The reformation, in the judgment of its admirers, was eminently calculated to promote the cause of truth and virtue, and inculcate the practice of piety, morality, and all manner of good works. All this, however, is flatly contradicted by the champions of the opposite cause, who positively affirm that the doctrines of the reformers were, in the very nature of them, of an evil, immoral and impious tendency:alluding to the grand Lutheran tenet of justification by faith without works, This opinion of the evil tendency of the reformation, or of the reformed doctrine, they represent as further corroborated and established by undeniable facts, and authentic historical evidence; or in other words, by its immediate effects, or the very first fruits it produced wherever it did prevail.
Those who advocate the cause of the reformers say that their labours were abundantly fruitful of good works, and that their doctrine produced the happiest effects wherever it was received.
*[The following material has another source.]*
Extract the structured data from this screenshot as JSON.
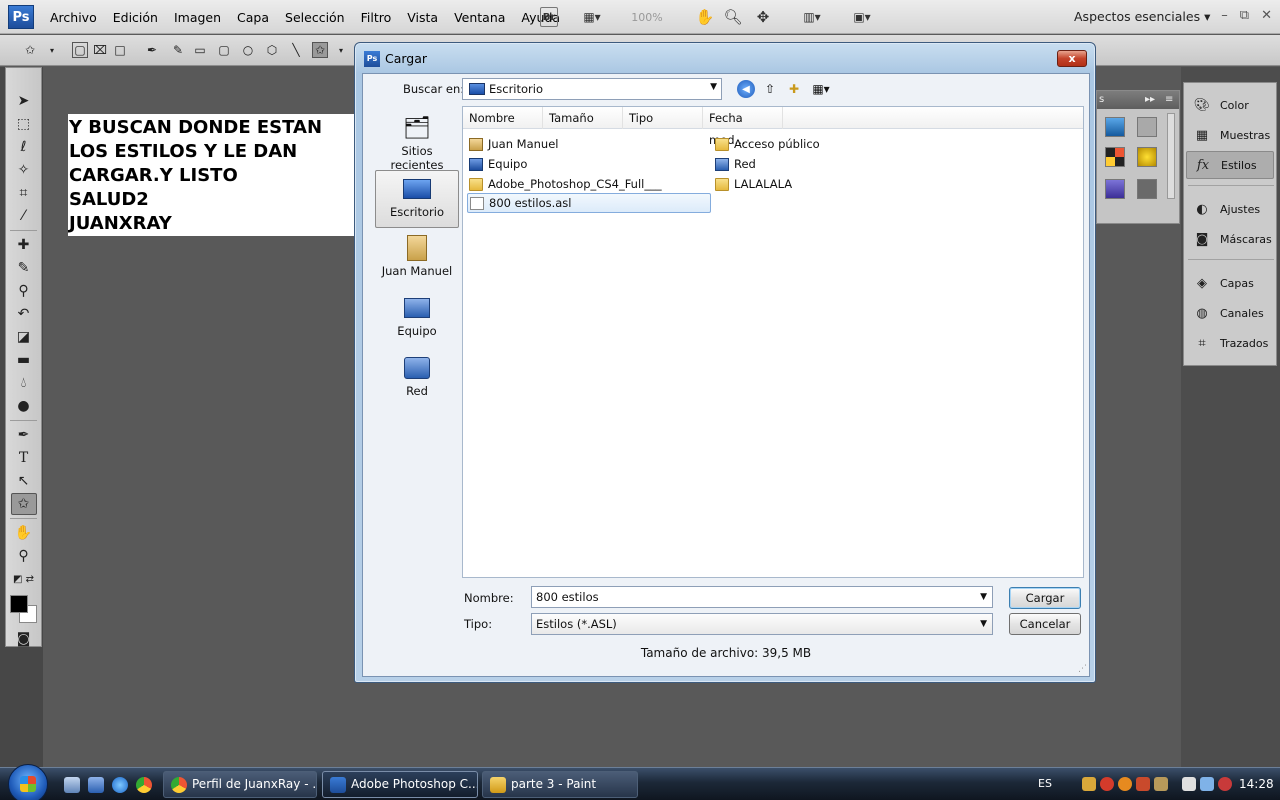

But their opponents flatly deny it, and positively assert that the very reverse was actually the case: and they support their assertion, not only by referring to those long and bloody wars which resulted from the reformation, but also to the express testimony of credible witnesses, who affirm, that vice and immorality greatly increased wherever protestantism became predominant. Nor is it a little remarkable that these same witnesses are, for the most part, some of the very chief reformers; so that their evidence comes with a force that cannot well be resisted. Some of them belonged to the continent, and others to this kingdom; but we shall in this place bring forward only the former, reserving the latter till we come to exhibit the rise and progress of the reformation in this country.
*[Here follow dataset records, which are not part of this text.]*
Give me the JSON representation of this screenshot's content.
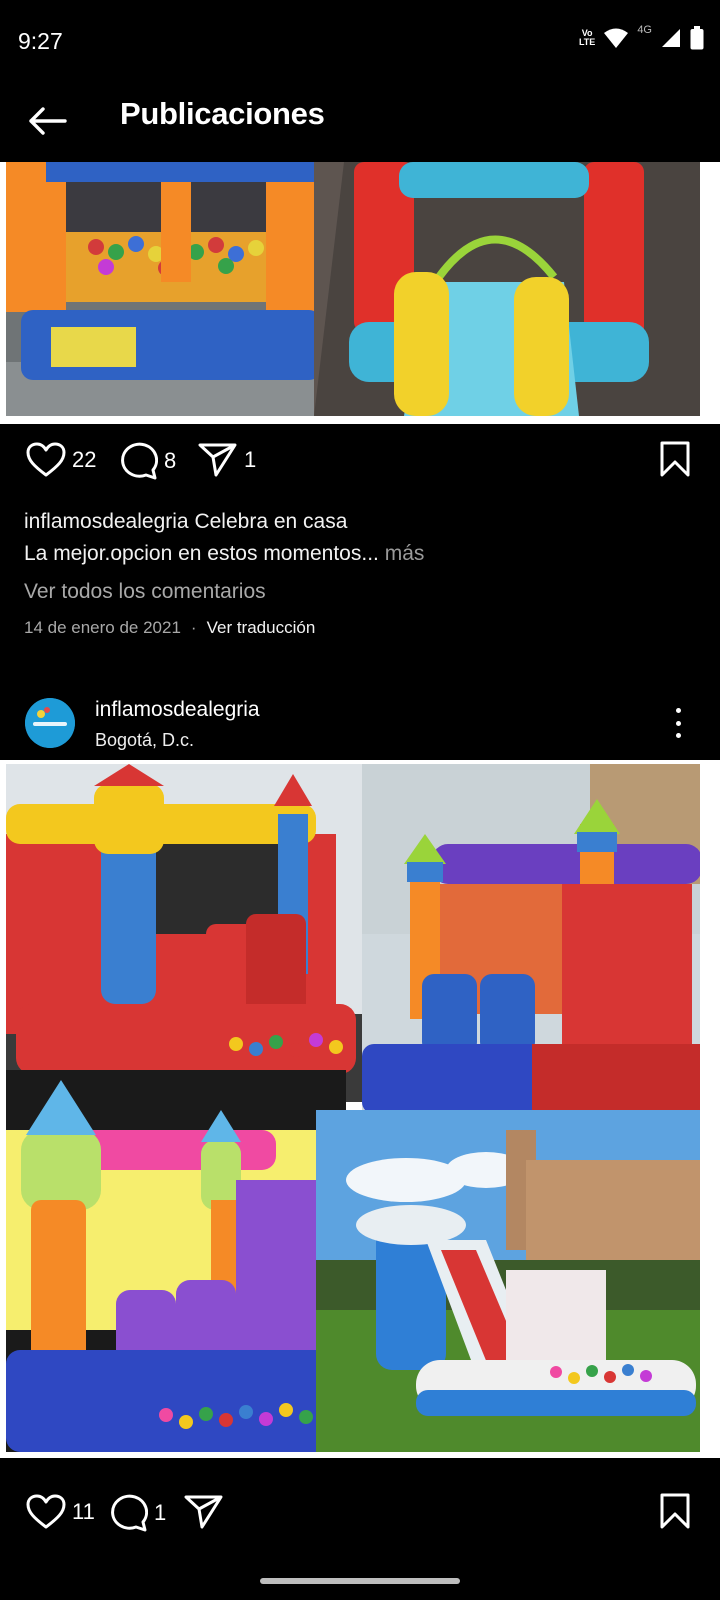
{
  "status_bar": {
    "time": "9:27",
    "volte_top": "Vo",
    "volte_bottom": "LTE",
    "network": "4G"
  },
  "header": {
    "title": "Publicaciones"
  },
  "post1": {
    "likes": "22",
    "comments": "8",
    "shares": "1",
    "caption_username": "inflamosdealegria",
    "caption_text": "Celebra en casa",
    "caption_line2": "La mejor.opcion en estos momentos...",
    "more_label": "más",
    "view_comments": "Ver todos los comentarios",
    "date": "14 de enero de 2021",
    "separator": "·",
    "translate": "Ver traducción"
  },
  "post2": {
    "username": "inflamosdealegria",
    "location": "Bogotá, D.c.",
    "likes": "11",
    "comments": "1"
  },
  "colors": {
    "background": "#000000",
    "text": "#ffffff",
    "muted": "#a8a8a8",
    "avatar": "#1e9bd7"
  }
}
We shall begin with Luther , whose testimony on this occasion is very strong and remarkable.The world (says he) grows worse and worse. It is plain that men are much more covetous, malicious, and resentful, much more unruly, shameless, and full of vice, than they were in the time of popery.
Calvins evidence in this case seems also to be equally forcible and decisive: Of so many thousands (says he) seemingly eager in embracing the gospel, how few have since amended their lives? Nay, to what else does the greater part pretend, except by shaking off the heavy yoke of superstition to launch out more freely into every kind of lasciviousness? Thus said Calvin. When the character of the reformation is duly and thoroughly considered, and especially that of Calvins own doctrine, it is no great wonder that such effects should follow. It would have been much more wonderful if they had not followed; at least, when we further consider the abominable conduct, the vile and bloody deeds that were sanctioned by the same reformers own example. Had he been a different sort of man, these unsightly fruits of his labours might have led him to doubt the soundness of his faith, or suspect that his creed did not altogether tally with the doctrine that is according to godliness. But from him it could not be expected.